Я крепко натянул вожжи, оглянулся, увидел потное и, как мне показалось, жалкое, несчастное лицо Чапичева. Колосья захлестнули его почти по грудь. Я помог очистить площадку.
— Веришь, только на секунду задержался, — пожаловался Яков. — Буквально на секунду. А колосья уже шипят у моих колен. И лезут, лезут на меня, аж в глазах зарябило.
— Такая уж это работа. Тут счет на секунды.
— Работа! — сердито пробормотал Яков, утирая подолом рубахи потное лицо. — Черт знает что! Неужели мозгов у нас не хватает придумать какую-нибудь хреновину к этой машине, чтобы сама скидывала?
— Уже придумали. Есть жатки-самоскидки, и сноповязалки есть, и комбайны. На комбайне ты только руль успевай поворачивать, а так он сам все делает — и косит, и молотит.
— Красота, — сказал Яков. — Вот бы сюда эти комбайны. А пока ручками надо. Своими ручками. Правильное название этой машине придумали. Лобогрейка! Здорово! Что-что, а лоб она прогреет насквозь, до самого затылка.

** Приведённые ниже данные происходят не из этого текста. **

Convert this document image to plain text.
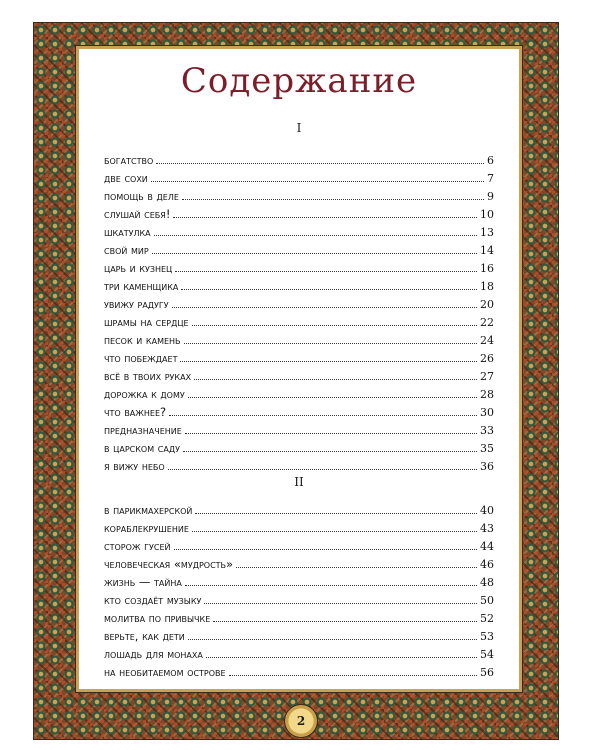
Содержание
I
богатство	6
две сохи	7
помощь в деле	9
слушай себя!	10
шкатулка	13
свой мир	14
царь и кузнец	16
три каменщика	18
увижу радугу	20
шрамы на сердце	22
песок и камень	24
что побеждает	26
всё в твоих руках	27
дорожка к дому	28
что важнее?	30
предназначение	33
в царском саду	35
я вижу небо	36
II
в парикмахерской	40
кораблекрушение	43
сторож гусей	44
человеческая «мудрость»	46
жизнь — тайна	48
кто создаёт музыку	50
молитва по привычке	52
верьте, как дети	53
лошадь для монаха	54
на необитаемом острове	56
2
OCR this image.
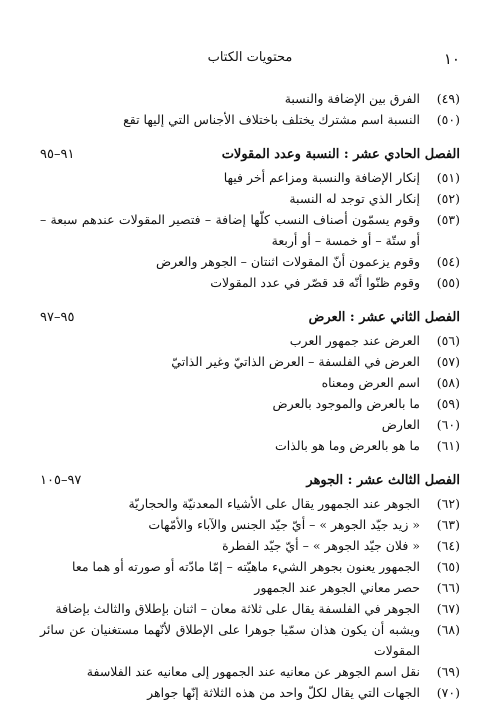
١٠
محتويات الكتاب
(٤٩)
الفرق بين الإضافة والنسبة
(٥٠)
النسبة اسم مشترك يختلف باختلاف الأجناس التي إليها تقع
الفصل الحادي عشر : النسبة وعدد المقولات
٩١–٩٥
(٥١)
إنكار الإضافة والنسبة ومزاعم أخر فيها
(٥٢)
إنكار الذي توجد له النسبة
(٥٣)
وقوم يسمّون أصناف النسب كلّها إضافة – فتصير المقولات عندهم سبعة – أو ستّة – أو خمسة – أو أربعة
(٥٤)
وقوم يزعمون أنّ المقولات اثنتان – الجوهر والعرض
(٥٥)
وقوم ظنّوا أنّه قد قصّر في عدد المقولات
الفصل الثاني عشر : العرض
٩٥–٩٧
(٥٦)
العرض عند جمهور العرب
(٥٧)
العرض في الفلسفة – العرض الذاتيّ وغير الذاتيّ
(٥٨)
اسم العرض ومعناه
(٥٩)
ما بالعرض والموجود بالعرض
(٦٠)
العارض
(٦١)
ما هو بالعرض وما هو بالذات
الفصل الثالث عشر : الجوهر
٩٧–١٠٥
(٦٢)
الجوهر عند الجمهور يقال على الأشياء المعدنيّة والحجاريّة
(٦٣)
« زيد جيّد الجوهر » – أيّ جيّد الجنس والآباء والأمّهات
(٦٤)
« فلان جيّد الجوهر » – أيّ جيّد الفطرة
(٦٥)
الجمهور يعنون بجوهر الشيء ماهيّته – إمّا مادّته أو صورته أو هما معا
(٦٦)
حصر معاني الجوهر عند الجمهور
(٦٧)
الجوهر في الفلسفة يقال على ثلاثة معان – اثنان بإطلاق والثالث بإضافة
(٦٨)
ويشبه أن يكون هذان سمّيا جوهرا على الإطلاق لأنّهما مستغنيان عن سائر المقولات
(٦٩)
نقل اسم الجوهر عن معانيه عند الجمهور إلى معانيه عند الفلاسفة
(٧٠)
الجهات التي يقال لكلّ واحد من هذه الثلاثة إنّها جواهر
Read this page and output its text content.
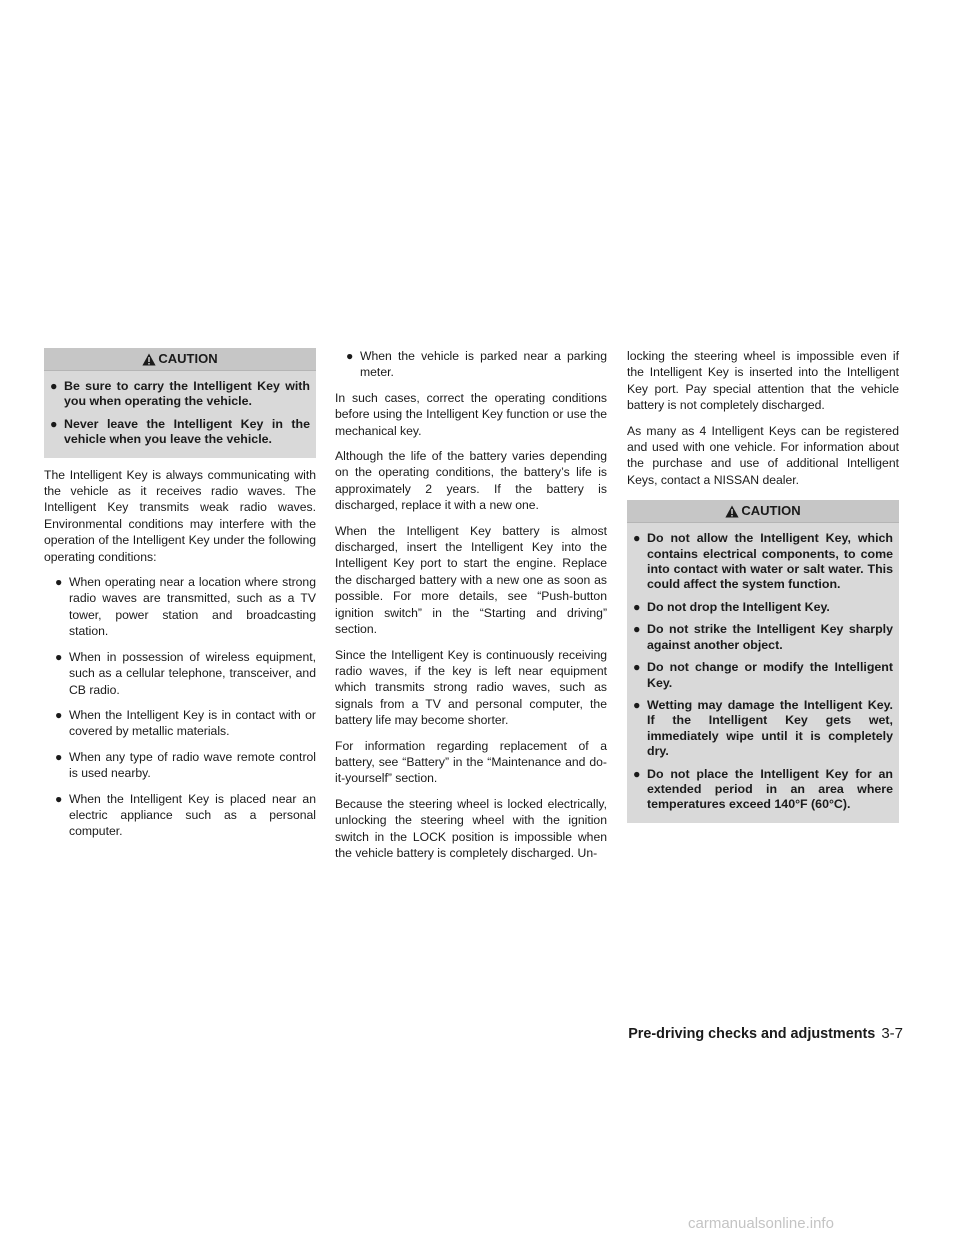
CAUTION
● Be sure to carry the Intelligent Key with you when operating the vehicle.
● Never leave the Intelligent Key in the vehicle when you leave the vehicle.

The Intelligent Key is always communicating with the vehicle as it receives radio waves. The Intelligent Key transmits weak radio waves. Environmental conditions may interfere with the operation of the Intelligent Key under the following operating conditions:

● When operating near a location where strong radio waves are transmitted, such as a TV tower, power station and broadcasting station.
● When in possession of wireless equipment, such as a cellular telephone, transceiver, and CB radio.
● When the Intelligent Key is in contact with or covered by metallic materials.
● When any type of radio wave remote control is used nearby.
● When the Intelligent Key is placed near an electric appliance such as a personal computer.
● When the vehicle is parked near a parking meter.

In such cases, correct the operating conditions before using the Intelligent Key function or use the mechanical key.

Although the life of the battery varies depending on the operating conditions, the battery’s life is approximately 2 years. If the battery is discharged, replace it with a new one.

When the Intelligent Key battery is almost discharged, insert the Intelligent Key into the Intelligent Key port to start the engine. Replace the discharged battery with a new one as soon as possible. For more details, see “Push-button ignition switch” in the “Starting and driving” section.

Since the Intelligent Key is continuously receiving radio waves, if the key is left near equipment which transmits strong radio waves, such as signals from a TV and personal computer, the battery life may become shorter.

For information regarding replacement of a battery, see “Battery” in the “Maintenance and do-it-yourself” section.

Because the steering wheel is locked electrically, unlocking the steering wheel with the ignition switch in the LOCK position is impossible when the vehicle battery is completely discharged. Un-

locking the steering wheel is impossible even if the Intelligent Key is inserted into the Intelligent Key port. Pay special attention that the vehicle battery is not completely discharged.

As many as 4 Intelligent Keys can be registered and used with one vehicle. For information about the purchase and use of additional Intelligent Keys, contact a NISSAN dealer.

CAUTION
● Do not allow the Intelligent Key, which contains electrical components, to come into contact with water or salt water. This could affect the system function.
● Do not drop the Intelligent Key.
● Do not strike the Intelligent Key sharply against another object.
● Do not change or modify the Intelligent Key.
● Wetting may damage the Intelligent Key. If the Intelligent Key gets wet, immediately wipe until it is completely dry.
● Do not place the Intelligent Key for an extended period in an area where temperatures exceed 140°F (60°C).
Pre-driving checks and adjustments 3-7
carmanualsonline.info
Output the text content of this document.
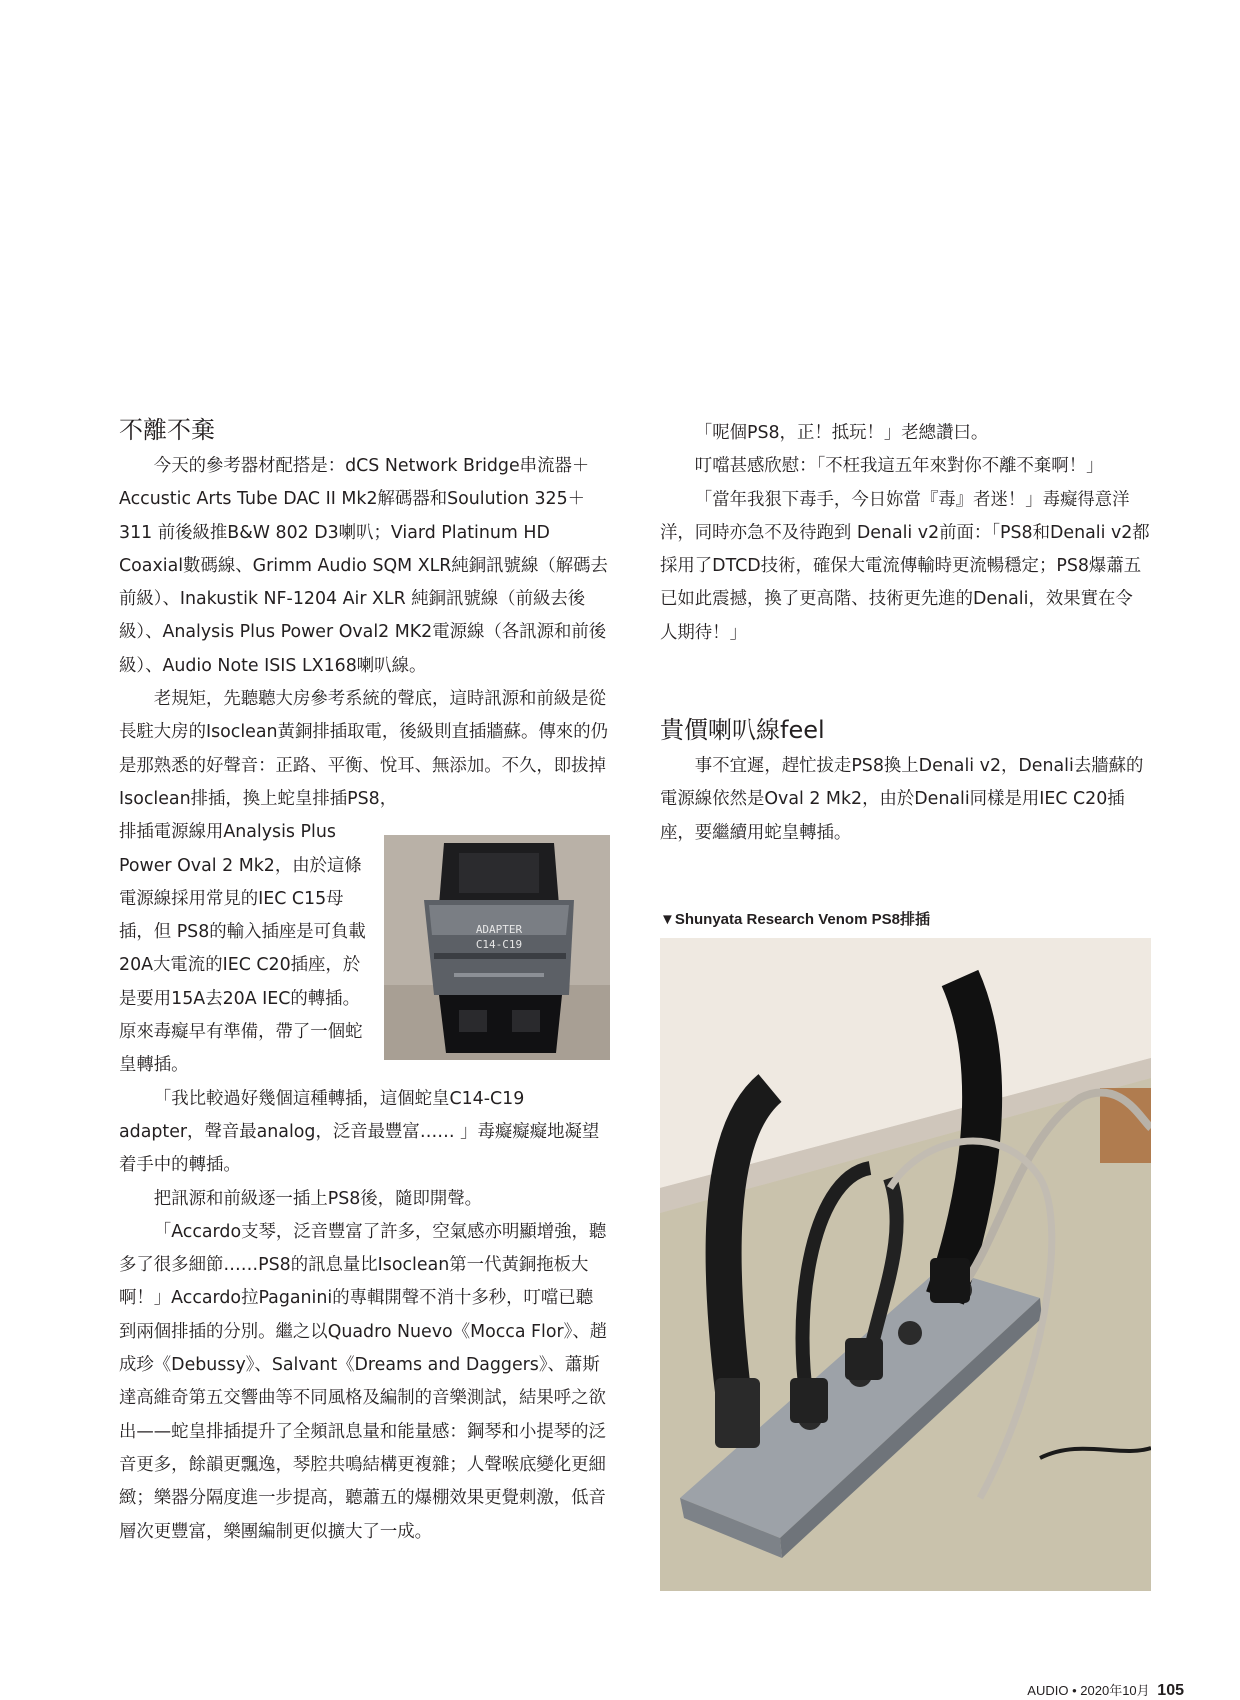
不離不棄

今天的參考器材配搭是：dCS Network Bridge串流器＋Accustic Arts Tube DAC II Mk2解碼器和Soulution 325＋311 前後級推B&W 802 D3喇叭；Viard Platinum HD Coaxial數碼線、Grimm Audio SQM XLR純銅訊號線（解碼去前級）、Inakustik NF-1204 Air XLR 純銅訊號線（前級去後級）、Analysis Plus Power Oval2 MK2電源線（各訊源和前後級）、Audio Note ISIS LX168喇叭線。

老規矩，先聽聽大房參考系統的聲底，這時訊源和前級是從長駐大房的Isoclean黃銅排插取電，後級則直插牆蘇。傳來的仍是那熟悉的好聲音：正路、平衡、悅耳、無添加。不久，即拔掉Isoclean排插，換上蛇皇排插PS8，

排插電源線用Analysis Plus Power Oval 2 Mk2，由於這條電源線採用常見的IEC C15母插，但 PS8的輸入插座是可負載20A大電流的IEC C20插座，於是要用15A去20A IEC的轉插。原來毒癡早有準備，帶了一個蛇皇轉插。

「我比較過好幾個這種轉插，這個蛇皇C14-C19 adapter，聲音最analog，泛音最豐富…… 」毒癡癡癡地凝望着手中的轉插。

把訊源和前級逐一插上PS8後，隨即開聲。

「Accardo支琴，泛音豐富了許多，空氣感亦明顯增強，聽多了很多細節……PS8的訊息量比Isoclean第一代黃銅拖板大啊！」Accardo拉Paganini的專輯開聲不消十多秒，叮噹已聽到兩個排插的分別。繼之以Quadro Nuevo《Mocca Flor》、趙成珍《Debussy》、Salvant《Dreams and Daggers》、蕭斯達高維奇第五交響曲等不同風格及編制的音樂測試，結果呼之欲出——蛇皇排插提升了全頻訊息量和能量感：鋼琴和小提琴的泛音更多，餘韻更飄逸，琴腔共鳴結構更複雜；人聲喉底變化更細緻；樂器分隔度進一步提高，聽蕭五的爆棚效果更覺刺激，低音層次更豐富，樂團編制更似擴大了一成。

ADAPTER
C14-C19

「呢個PS8，正！抵玩！」老總讚曰。

叮噹甚感欣慰：「不枉我這五年來對你不離不棄啊！」

「當年我狠下毒手，今日妳當『毒』者迷！」毒癡得意洋洋，同時亦急不及待跑到 Denali v2前面：「PS8和Denali v2都採用了DTCD技術，確保大電流傳輸時更流暢穩定；PS8爆蕭五已如此震撼，換了更高階、技術更先進的Denali，效果實在令人期待！」

貴價喇叭線feel

事不宜遲，趕忙拔走PS8換上Denali v2，Denali去牆蘇的電源線依然是Oval 2 Mk2，由於Denali同樣是用IEC C20插座，要繼續用蛇皇轉插。

▼Shunyata Research Venom PS8排插
AUDIO • 2020年10月 105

— Давай, Яков, садись на мое место.
— Нет, не сяду, — ответил он. — Тут, брат, вопрос ребром поставлен: либо она меня, либо я ее. Погоняй.
Несколько раз мы еще останавливались по той же причине. Но жалкое выражение уже больше не появлялось на лице Якова. Наоборот, упрямство и дерзость сделали его жестким и даже каким-то хищным. С таким выражением лица обычно дерутся. Наверное, для Чапичева это и была драка, был бой, который он решил во что бы то ни стало выиграть.